Slovenský plynárenský priemysel, a.s. (abbr. SPP; Slovak: literally Slovak Gas Industry) is a state-owned energy supplier headquartered in Bratislava, Slovakia. The company follows on from over 150 years of gas industry in Slovakia. It is the biggest natural gas seller in Slovakia. In addition to natural gas, it sells CNG and LNG, and supplies electricity.

On 1 July 2006, the company completed the legal unbundling, while according to the requirements of Slovak and European legislation, the companies SPP – preprava, a.s., nowadays Eustream, active in the area of international gas transmission, and SPP – distribúcia, a.s. in the area of natural gas distribution commence their activities.

In 2014, the Government of Slovakia became a sole owner of the company.

In 2019, the company was selected by the state as a single buyers of renewable power in Slovakia for 2020–2021. Slovakia uses 5 billion cubic meters of natural gas per year. In 2022, SPP ordered 32% of its supplies as pipe gas from Norway, and 34% as shipborne LNG via several countries.

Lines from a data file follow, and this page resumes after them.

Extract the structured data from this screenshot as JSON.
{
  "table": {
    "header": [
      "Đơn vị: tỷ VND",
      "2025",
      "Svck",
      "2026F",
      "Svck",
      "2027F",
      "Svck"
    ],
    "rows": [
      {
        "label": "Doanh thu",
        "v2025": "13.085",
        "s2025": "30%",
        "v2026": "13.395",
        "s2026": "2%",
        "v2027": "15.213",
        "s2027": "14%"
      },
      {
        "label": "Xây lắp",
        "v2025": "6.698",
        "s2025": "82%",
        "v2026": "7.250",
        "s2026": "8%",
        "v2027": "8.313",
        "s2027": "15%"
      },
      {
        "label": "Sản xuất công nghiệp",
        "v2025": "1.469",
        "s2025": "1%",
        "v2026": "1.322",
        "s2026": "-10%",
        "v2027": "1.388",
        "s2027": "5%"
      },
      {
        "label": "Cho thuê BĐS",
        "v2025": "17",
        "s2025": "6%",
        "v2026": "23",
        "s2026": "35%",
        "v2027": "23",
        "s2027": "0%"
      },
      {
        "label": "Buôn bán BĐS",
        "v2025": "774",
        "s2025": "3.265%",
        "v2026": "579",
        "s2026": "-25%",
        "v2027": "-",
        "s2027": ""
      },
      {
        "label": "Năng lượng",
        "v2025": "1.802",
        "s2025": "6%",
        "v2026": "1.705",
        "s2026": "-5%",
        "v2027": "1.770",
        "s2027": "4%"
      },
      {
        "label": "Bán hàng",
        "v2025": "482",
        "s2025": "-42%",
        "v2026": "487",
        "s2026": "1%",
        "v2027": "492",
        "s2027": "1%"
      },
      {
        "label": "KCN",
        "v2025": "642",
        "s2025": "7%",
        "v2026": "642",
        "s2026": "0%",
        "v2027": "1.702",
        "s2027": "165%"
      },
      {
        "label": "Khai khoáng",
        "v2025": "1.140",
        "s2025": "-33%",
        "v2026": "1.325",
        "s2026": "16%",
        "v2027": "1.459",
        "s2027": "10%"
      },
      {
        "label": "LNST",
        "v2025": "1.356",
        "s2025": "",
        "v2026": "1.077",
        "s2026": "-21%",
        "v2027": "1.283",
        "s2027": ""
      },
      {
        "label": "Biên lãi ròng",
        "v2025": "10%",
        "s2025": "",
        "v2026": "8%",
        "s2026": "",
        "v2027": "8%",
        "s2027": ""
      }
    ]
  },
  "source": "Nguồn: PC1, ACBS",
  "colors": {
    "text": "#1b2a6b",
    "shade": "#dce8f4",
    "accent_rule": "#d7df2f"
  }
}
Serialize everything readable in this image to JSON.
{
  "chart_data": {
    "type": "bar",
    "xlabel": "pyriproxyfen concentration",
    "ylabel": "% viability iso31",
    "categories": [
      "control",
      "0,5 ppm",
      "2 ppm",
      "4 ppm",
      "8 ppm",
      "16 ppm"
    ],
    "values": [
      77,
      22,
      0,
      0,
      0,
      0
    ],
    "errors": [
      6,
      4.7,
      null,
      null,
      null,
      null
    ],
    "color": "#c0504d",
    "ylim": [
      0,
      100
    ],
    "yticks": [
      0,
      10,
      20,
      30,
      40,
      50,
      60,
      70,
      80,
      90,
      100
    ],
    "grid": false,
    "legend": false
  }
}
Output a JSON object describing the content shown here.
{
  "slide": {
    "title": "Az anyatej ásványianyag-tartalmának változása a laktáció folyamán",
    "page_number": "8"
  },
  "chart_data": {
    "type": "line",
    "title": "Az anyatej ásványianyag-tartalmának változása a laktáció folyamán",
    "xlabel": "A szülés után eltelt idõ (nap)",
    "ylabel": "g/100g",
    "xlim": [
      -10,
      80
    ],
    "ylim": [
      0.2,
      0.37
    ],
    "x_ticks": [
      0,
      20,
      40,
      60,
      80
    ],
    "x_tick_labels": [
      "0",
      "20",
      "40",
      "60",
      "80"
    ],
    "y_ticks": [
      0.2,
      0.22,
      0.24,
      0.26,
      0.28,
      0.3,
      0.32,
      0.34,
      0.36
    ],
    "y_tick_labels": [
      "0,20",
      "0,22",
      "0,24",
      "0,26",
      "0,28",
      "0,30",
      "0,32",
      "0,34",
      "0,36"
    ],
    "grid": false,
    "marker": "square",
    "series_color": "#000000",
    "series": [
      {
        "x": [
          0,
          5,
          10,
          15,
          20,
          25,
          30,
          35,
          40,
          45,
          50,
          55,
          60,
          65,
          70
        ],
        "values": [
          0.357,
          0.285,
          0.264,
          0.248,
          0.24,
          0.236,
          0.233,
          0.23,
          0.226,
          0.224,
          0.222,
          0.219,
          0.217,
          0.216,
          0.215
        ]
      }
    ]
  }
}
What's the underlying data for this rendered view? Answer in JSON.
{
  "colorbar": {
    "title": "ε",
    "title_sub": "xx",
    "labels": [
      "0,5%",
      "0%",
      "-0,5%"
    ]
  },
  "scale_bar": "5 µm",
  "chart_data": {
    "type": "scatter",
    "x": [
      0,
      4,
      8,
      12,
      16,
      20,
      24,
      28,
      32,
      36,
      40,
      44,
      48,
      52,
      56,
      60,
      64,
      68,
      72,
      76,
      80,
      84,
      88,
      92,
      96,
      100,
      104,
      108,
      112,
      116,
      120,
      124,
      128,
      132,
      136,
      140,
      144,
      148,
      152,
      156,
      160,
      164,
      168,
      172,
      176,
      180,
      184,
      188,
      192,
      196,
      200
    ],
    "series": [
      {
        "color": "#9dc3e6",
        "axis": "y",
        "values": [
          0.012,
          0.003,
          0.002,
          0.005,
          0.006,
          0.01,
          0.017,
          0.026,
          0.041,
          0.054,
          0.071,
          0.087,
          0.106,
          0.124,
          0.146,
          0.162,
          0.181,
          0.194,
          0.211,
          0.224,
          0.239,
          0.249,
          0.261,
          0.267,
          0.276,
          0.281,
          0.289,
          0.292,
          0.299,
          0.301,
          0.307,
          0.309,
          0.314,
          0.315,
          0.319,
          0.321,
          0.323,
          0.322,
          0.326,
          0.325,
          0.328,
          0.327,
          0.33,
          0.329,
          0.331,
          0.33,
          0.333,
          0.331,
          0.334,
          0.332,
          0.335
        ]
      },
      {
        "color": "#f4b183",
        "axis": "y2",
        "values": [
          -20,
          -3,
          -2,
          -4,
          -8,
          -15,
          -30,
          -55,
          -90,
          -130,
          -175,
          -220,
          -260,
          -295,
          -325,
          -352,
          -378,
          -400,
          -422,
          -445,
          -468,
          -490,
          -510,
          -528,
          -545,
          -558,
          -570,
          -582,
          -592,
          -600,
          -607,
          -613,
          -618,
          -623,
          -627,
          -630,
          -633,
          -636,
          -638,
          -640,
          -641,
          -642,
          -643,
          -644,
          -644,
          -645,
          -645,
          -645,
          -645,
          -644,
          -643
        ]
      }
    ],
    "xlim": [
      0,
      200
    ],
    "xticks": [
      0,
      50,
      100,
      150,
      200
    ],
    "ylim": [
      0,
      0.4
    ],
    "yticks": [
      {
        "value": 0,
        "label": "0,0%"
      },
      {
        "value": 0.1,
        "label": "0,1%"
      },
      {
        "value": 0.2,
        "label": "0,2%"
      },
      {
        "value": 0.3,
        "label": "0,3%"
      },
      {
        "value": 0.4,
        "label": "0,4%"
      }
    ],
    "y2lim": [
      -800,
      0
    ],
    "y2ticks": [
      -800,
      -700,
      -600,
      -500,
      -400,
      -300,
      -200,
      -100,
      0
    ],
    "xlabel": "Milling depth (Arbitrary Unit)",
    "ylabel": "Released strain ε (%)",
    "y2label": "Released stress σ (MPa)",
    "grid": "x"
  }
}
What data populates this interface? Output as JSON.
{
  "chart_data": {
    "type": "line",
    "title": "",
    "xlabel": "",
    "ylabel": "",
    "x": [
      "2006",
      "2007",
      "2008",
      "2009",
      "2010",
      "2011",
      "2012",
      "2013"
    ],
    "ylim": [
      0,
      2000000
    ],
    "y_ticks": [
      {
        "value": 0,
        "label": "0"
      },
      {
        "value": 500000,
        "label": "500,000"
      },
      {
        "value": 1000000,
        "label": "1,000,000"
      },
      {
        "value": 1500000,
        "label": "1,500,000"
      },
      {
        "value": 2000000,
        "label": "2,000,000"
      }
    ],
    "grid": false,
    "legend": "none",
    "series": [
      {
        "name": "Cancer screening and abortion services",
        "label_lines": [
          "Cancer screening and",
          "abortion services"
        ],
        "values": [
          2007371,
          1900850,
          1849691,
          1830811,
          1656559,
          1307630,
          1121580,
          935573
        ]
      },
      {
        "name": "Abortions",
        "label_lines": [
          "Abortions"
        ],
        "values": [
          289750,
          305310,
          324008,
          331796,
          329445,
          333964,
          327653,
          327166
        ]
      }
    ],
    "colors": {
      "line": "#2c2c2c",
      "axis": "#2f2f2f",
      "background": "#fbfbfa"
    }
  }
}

In 2024, SPP entered into a short-term pilot contract to buy natural gas from Azerbaijan to reduce the impact of the Ukrainian closure of the pipeline for Russian supplies in 2025. Transfer will be by the Trans-Balkan pipeline, or possibly via Russia and the TurkStream pipeline across the Black Sea, then Turkey, Bulgaria, Serbia and Hungary. The contract could be extended into a longer-term deal.